Philippines: Typhoon Relief Update
November 15, 2013
Photo: Aerial image showing devastation by typhoon Haiyan in Guiuan, Eastern Samar province, Central Philippines. (AP Photo/Bullit/Marquez)
Poor communications, lack of power, and blocked transportation routes continue to make travel, information management and coordination difficult for the global humanitarian response to Typhoon Haiyan. Today's estimates from the Philippines' Department of Social Welfare and Development and the United Nations Office for the Coordination of Humanitarian Affairs (UN-OCHA) suggest over 11.8 million Filipinos have been affected by Typhoon Haiyan, with 4,460 reported deaths, 921,212 displaced, and over 243,000 homes destroyed. As humanitarian response teams continue to access remote communities, these numbers are expected to exponentially rise in the coming days and weeks.
UN-OCHA and the Inter-Agency Standing Committee (IASC) have categorized Typhoon Haiyan's response needs at the highest level, urgently calling for the full mobilization of the humanitarian system to respond. Water, sanitation, shelter, and primary medical care continue to remain at the forefront of relief efforts, especially amongst those communities that remain inaccessible due to damaged infrastructure and transportation routes. According to the Philippines' Assistant Secretary of the Department of Health, "WASH facilities, measles vaccination campaigns, and restoration of cold chain facilities are priorities." Affected populations are increasingly at risk for outbreaks of acute respiratory infections, leptospirosis, tetanus and typhoid fever, requiring additional capacity on behalf of the humanitarian community to respond.

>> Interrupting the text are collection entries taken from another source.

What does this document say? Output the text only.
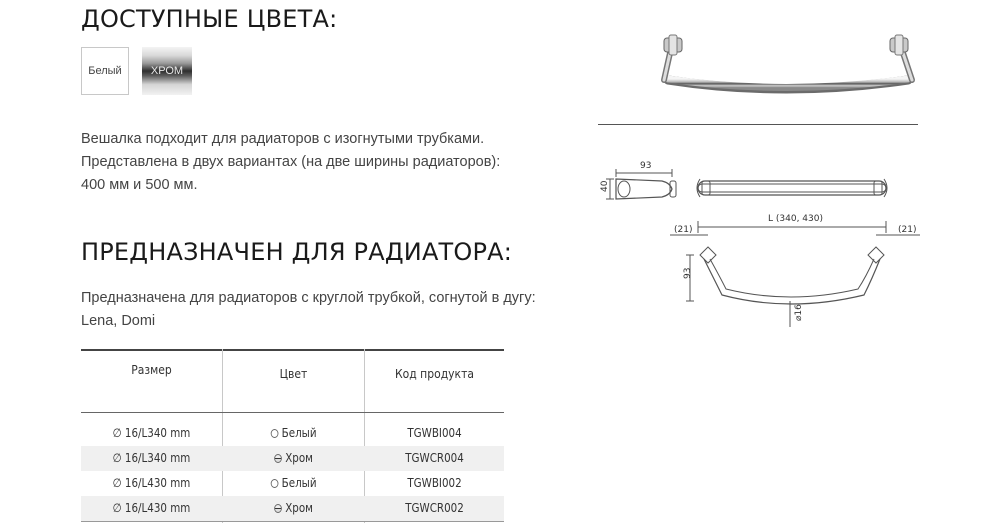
ДОСТУПНЫЕ ЦВЕТА:
Белый	ХРОМ
Вешалка подходит для радиаторов с изогнутыми трубками.
Представлена в двух вариантах (на две ширины радиаторов):
400 мм и 500 мм.
ПРЕДНАЗНАЧЕН ДЛЯ РАДИАТОРА:
Предназначена для радиаторов с круглой трубкой, согнутой в дугу:
Lena, Domi
Размер	Цвет	Код продукта
∅ 16/L340 mm	Белый	TGWBI004
∅ 16/L340 mm	Хром	TGWCR004
∅ 16/L430 mm	Белый	TGWBI002
∅ 16/L430 mm	Хром	TGWCR002
93
40
L (340, 430)
(21)	(21)
93
⌀16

RMF’s teams are continuing to keep a strong pulse on the needs of those most affected by Typhoon Haiyan while compiling and assessing opportunities to support. We have been connecting with Filipino communities in the US and the Philippines and will provide an update on our response in the next few days. The coming weeks will be critical for our ability to provide life-saving, as well as long-term recovery and livelihood programs to support the Filipino communities affected.